Y en cuanto a la anatomía patológica: son numerosas
las lesiones que caracterizó en sus excelentes descripciones,
entre ellas: bronquiectasias, enfisema pulmonar, edema e infarto
pulmonares, neumonía lobar, gangrena pulmonar, pneumotórax,
pleuresía, tuberculosis pulmonar y el compromiso tuberculoso
de otros órganos, entre ellos de las meninges.
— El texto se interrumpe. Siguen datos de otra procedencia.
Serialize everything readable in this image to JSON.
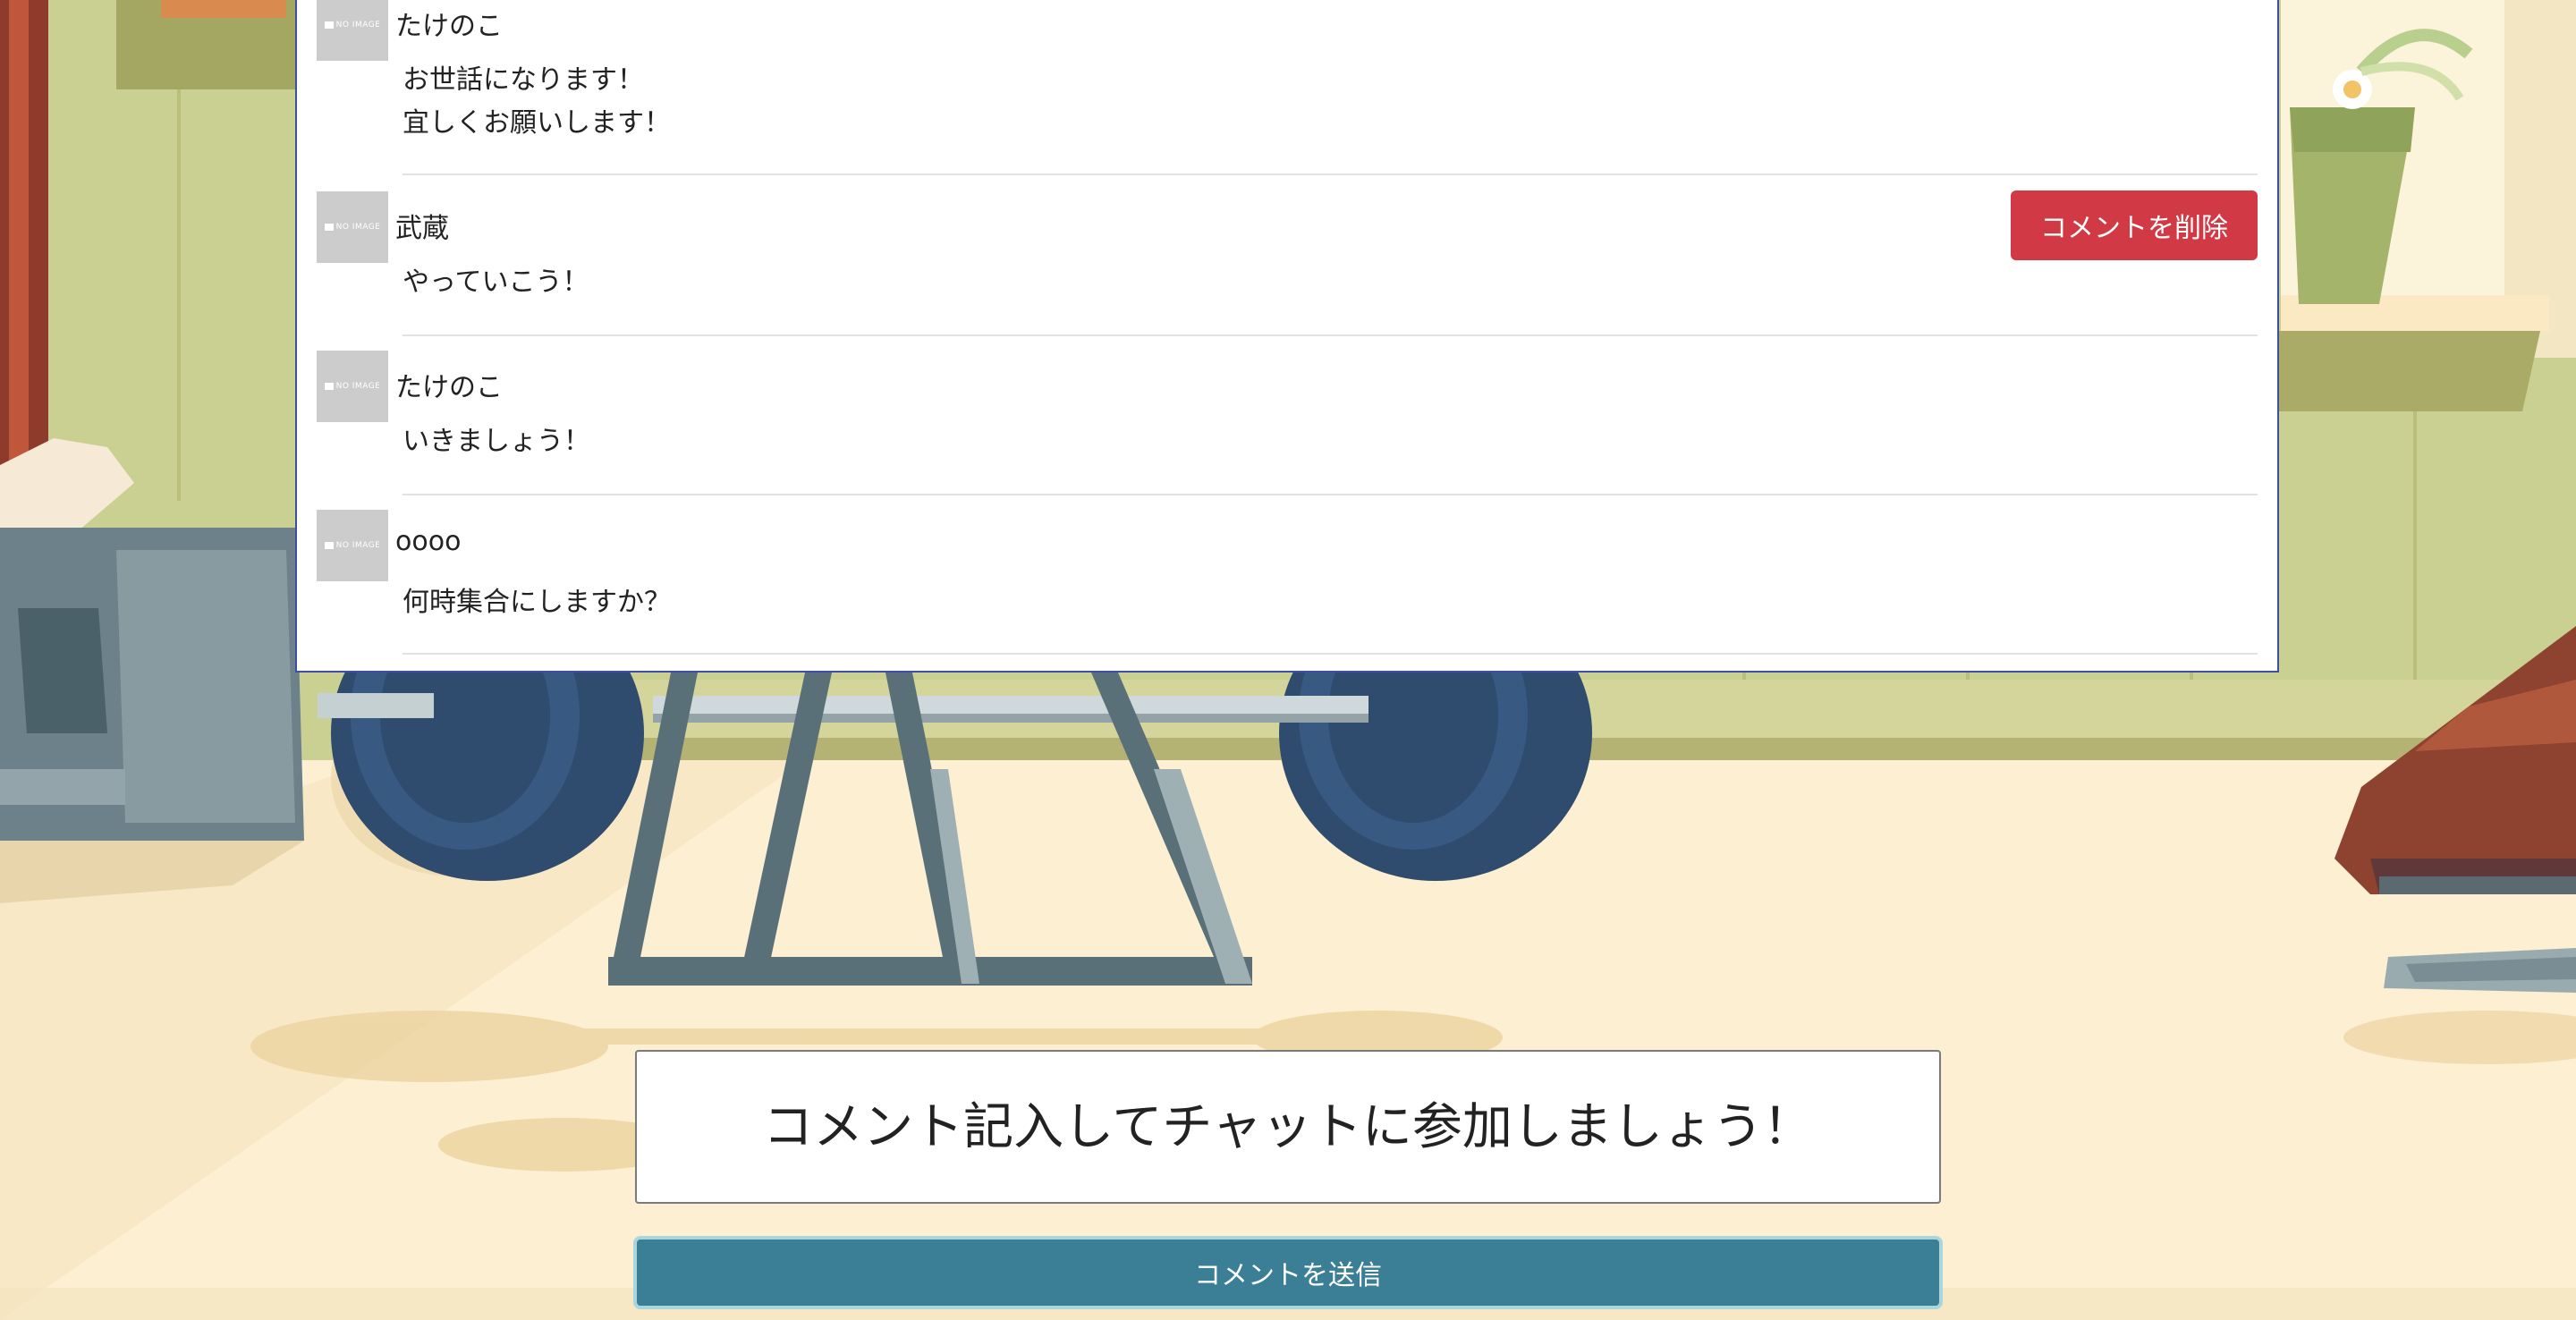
{
  "chat": {
    "avatar_placeholder": "NO IMAGE",
    "messages": [
      {
        "user": "たけのこ",
        "lines": [
          "お世話になります！",
          "宜しくお願いします！"
        ]
      },
      {
        "user": "武蔵",
        "lines": [
          "やっていこう！"
        ],
        "delete_label": "コメントを削除"
      },
      {
        "user": "たけのこ",
        "lines": [
          "いきましょう！"
        ]
      },
      {
        "user": "oooo",
        "lines": [
          "何時集合にしますか？"
        ]
      }
    ]
  },
  "form": {
    "placeholder": "コメント記入してチャットに参加しましょう！",
    "value": "",
    "send_label": "コメントを送信"
  },
  "colors": {
    "delete_button": "#d13a45",
    "send_button": "#3b7f96",
    "panel_border": "#3d4fa0"
  }
}
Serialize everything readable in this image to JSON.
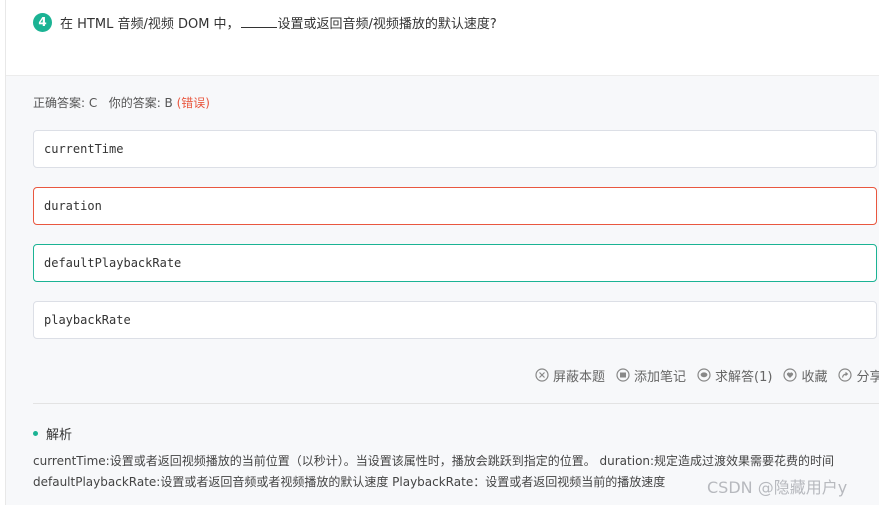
{
  "question": {
    "number": "4",
    "text_before": "在 HTML 音频/视频 DOM 中，",
    "text_after": "设置或返回音频/视频播放的默认速度?"
  },
  "answer": {
    "correct_label": "正确答案: C",
    "yours_label": "你的答案: B",
    "status": "(错误)"
  },
  "options": [
    {
      "text": "currentTime"
    },
    {
      "text": "duration"
    },
    {
      "text": "defaultPlaybackRate"
    },
    {
      "text": "playbackRate"
    }
  ],
  "actions": {
    "block": {
      "label": "屏蔽本题",
      "icon": "block-icon"
    },
    "note": {
      "label": "添加笔记",
      "icon": "note-icon"
    },
    "ask": {
      "label": "求解答(1)",
      "icon": "comment-icon"
    },
    "favorite": {
      "label": "收藏",
      "icon": "heart-icon"
    },
    "share": {
      "label": "分享",
      "icon": "share-icon"
    }
  },
  "analysis": {
    "title": "解析",
    "line1": "currentTime:设置或者返回视频播放的当前位置（以秒计）。当设置该属性时，播放会跳跃到指定的位置。 duration:规定造成过渡效果需要花费的时间",
    "line2": "defaultPlaybackRate:设置或者返回音频或者视频播放的默认速度 PlaybackRate：设置或者返回视频当前的播放速度"
  },
  "watermark": "CSDN @隐藏用户y",
  "colors": {
    "accent": "#1bb394",
    "error": "#e9573f"
  }
}
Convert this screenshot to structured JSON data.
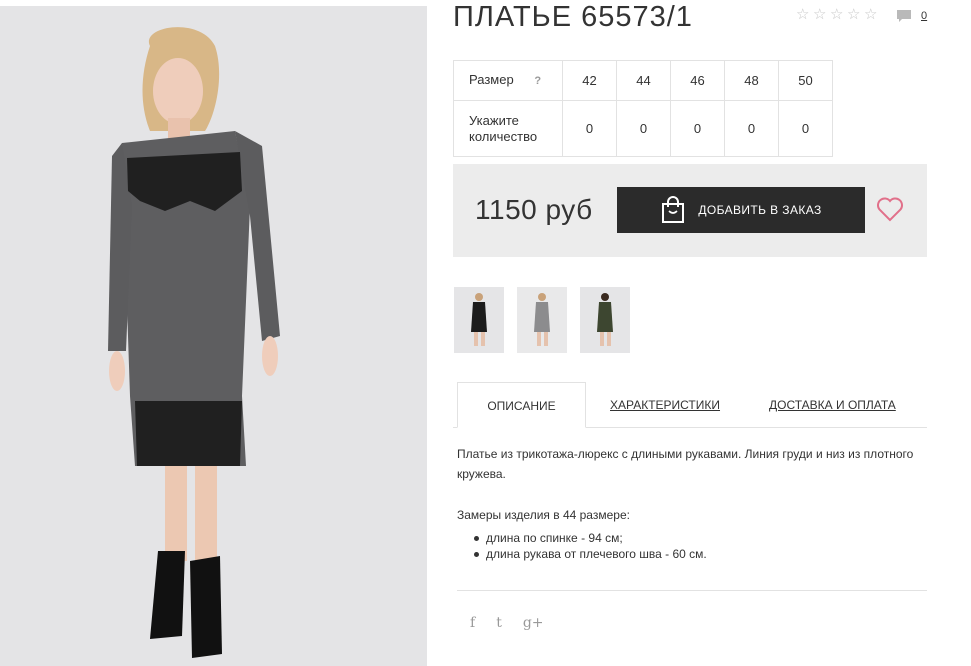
{
  "product": {
    "title": "ПЛАТЬЕ 65573/1",
    "rating_stars": 5,
    "rating_value": 0,
    "comments_count": "0"
  },
  "size_table": {
    "size_label": "Размер",
    "help_label": "?",
    "quantity_label": "Укажите количество",
    "sizes": [
      "42",
      "44",
      "46",
      "48",
      "50"
    ],
    "quantities": [
      "0",
      "0",
      "0",
      "0",
      "0"
    ]
  },
  "purchase": {
    "price": "1150 руб",
    "add_button_label": "ДОБАВИТЬ В ЗАКАЗ"
  },
  "tabs": [
    {
      "label": "ОПИСАНИЕ"
    },
    {
      "label": "ХАРАКТЕРИСТИКИ"
    },
    {
      "label": "ДОСТАВКА И ОПЛАТА"
    }
  ],
  "description": {
    "text": "Платье из трикотажа-люрекс с длиными рукавами. Линия груди и низ из плотного кружева.",
    "measures_title": "Замеры изделия в 44 размере:",
    "measures": [
      "длина по спинке - 94 см;",
      "длина рукава от плечевого шва - 60 см."
    ]
  },
  "social": {
    "facebook": "f",
    "twitter": "t",
    "googleplus": "g+"
  },
  "icons": {
    "star": "star-outline-icon",
    "comment": "speech-bubble-icon",
    "bag": "shopping-bag-icon",
    "favorite": "heart-icon"
  },
  "colors": {
    "accent_button": "#2b2b2b",
    "price_box": "#ececec",
    "heart": "#e1708a",
    "border": "#e2e2e2"
  }
}
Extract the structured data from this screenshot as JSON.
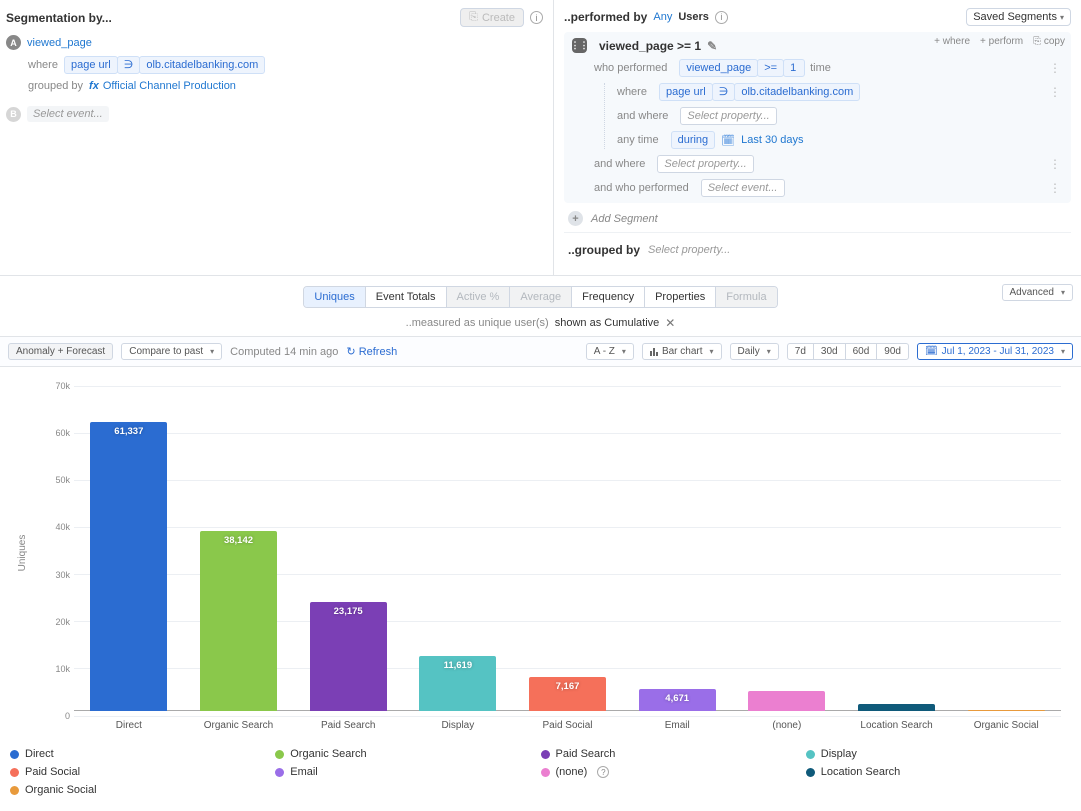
{
  "left": {
    "title": "Segmentation by...",
    "create_label": "Create",
    "event_a": {
      "name": "viewed_page",
      "where_label": "where",
      "where_prop": "page url",
      "where_op": "∋",
      "where_val": "olb.citadelbanking.com",
      "grouped_label": "grouped by",
      "grouped_val": "Official Channel Production"
    },
    "event_b_placeholder": "Select event..."
  },
  "right": {
    "performed_by_label": "..performed by",
    "performed_any": "Any",
    "users": "Users",
    "saved_segments": "Saved Segments",
    "segment": {
      "title": "viewed_page >= 1",
      "actions": {
        "where": "+ where",
        "perform": "+ perform",
        "copy": "copy"
      },
      "who_label": "who performed",
      "who_event": "viewed_page",
      "who_op": ">=",
      "who_val": "1",
      "who_unit": "time",
      "nested_where_label": "where",
      "nested_where_prop": "page url",
      "nested_where_op": "∋",
      "nested_where_val": "olb.citadelbanking.com",
      "and_where_label": "and where",
      "select_property": "Select property...",
      "any_time": "any time",
      "during": "during",
      "last30": "Last 30 days",
      "and_where2": "and where",
      "who_performed2": "and who performed",
      "select_event": "Select event..."
    },
    "add_segment": "Add Segment",
    "grouped_by_label": "..grouped by",
    "grouped_by_placeholder": "Select property..."
  },
  "mid": {
    "tabs": [
      "Uniques",
      "Event Totals",
      "Active %",
      "Average",
      "Frequency",
      "Properties",
      "Formula"
    ],
    "advanced": "Advanced",
    "measure_pre": "..measured as unique user(s)",
    "measure_post": "shown as Cumulative"
  },
  "toolbar": {
    "anomaly": "Anomaly + Forecast",
    "compare": "Compare to past",
    "computed": "Computed 14 min ago",
    "refresh": "Refresh",
    "sort": "A - Z",
    "barchart": "Bar chart",
    "daily": "Daily",
    "ranges": [
      "7d",
      "30d",
      "60d",
      "90d"
    ],
    "date": "Jul 1, 2023 - Jul 31, 2023"
  },
  "chart_data": {
    "type": "bar",
    "ylabel": "Uniques",
    "ylim": [
      0,
      70000
    ],
    "y_ticks": [
      "0",
      "10k",
      "20k",
      "30k",
      "40k",
      "50k",
      "60k",
      "70k"
    ],
    "categories": [
      "Direct",
      "Organic Search",
      "Paid Search",
      "Display",
      "Paid Social",
      "Email",
      "(none)",
      "Location Search",
      "Organic Social"
    ],
    "values": [
      61337,
      38142,
      23175,
      11619,
      7167,
      4671,
      4200,
      1500,
      300
    ],
    "value_labels": [
      "61,337",
      "38,142",
      "23,175",
      "11,619",
      "7,167",
      "4,671",
      "",
      "",
      ""
    ],
    "colors": [
      "#2b6cd1",
      "#8ac84b",
      "#7b3fb5",
      "#55c3c3",
      "#f5705a",
      "#9a6ee8",
      "#eb7fd0",
      "#0f5a7a",
      "#e89a3c"
    ]
  },
  "legend": {
    "row1": [
      {
        "label": "Direct",
        "color": "#2b6cd1"
      },
      {
        "label": "Organic Search",
        "color": "#8ac84b"
      },
      {
        "label": "Paid Search",
        "color": "#7b3fb5"
      },
      {
        "label": "Display",
        "color": "#55c3c3"
      }
    ],
    "row2": [
      {
        "label": "Paid Social",
        "color": "#f5705a"
      },
      {
        "label": "Email",
        "color": "#9a6ee8"
      },
      {
        "label": "(none)",
        "color": "#eb7fd0",
        "help": true
      },
      {
        "label": "Location Search",
        "color": "#0f5a7a"
      }
    ],
    "row3": [
      {
        "label": "Organic Social",
        "color": "#e89a3c"
      }
    ]
  }
}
Se adelantó
en más de medio siglo en reconocer que los tubérculos
y el exudado gelatinoso y caseoso correspondían a la misma
enfermedad y no, a dos distintas como se creía entonces.
Se había dado cuenta, sin usar el miscroscopio, que una
forma podía transformarse en otra. La creencia dualista,
apoyada por Virchow, iba a persistir hasta el descubrimiento de
Koch. El nombre de Laennec quedó asociado a una forma de
cirrosis hepática. Curiosamente esto no se debe a que haya
hecho algún aporte sobre el tema sino simplemente a una
nota a pie de página proponiendo el nombre de cirrosis (kirrós, amarillo)
para el hígado granular, indurado y amarillento encontrado
en la autopsia de un caso con enfisema pulmonar.
En 1926, el año de su muerte, apareció la segunda
edición de su obra con el simple título de Traité
d'auscultation mediate. En ella cuenta cómo ocurrió
el accidente del contagio tuberculoso: veinte años atrás,
examinando una vértebras tuberculosas, la sierra le había
erosionado el índice de la mano izquierda. Refiere con detalle
cómo se desarrolló la lesión que apareción
tras el accidente y cómo se la trató.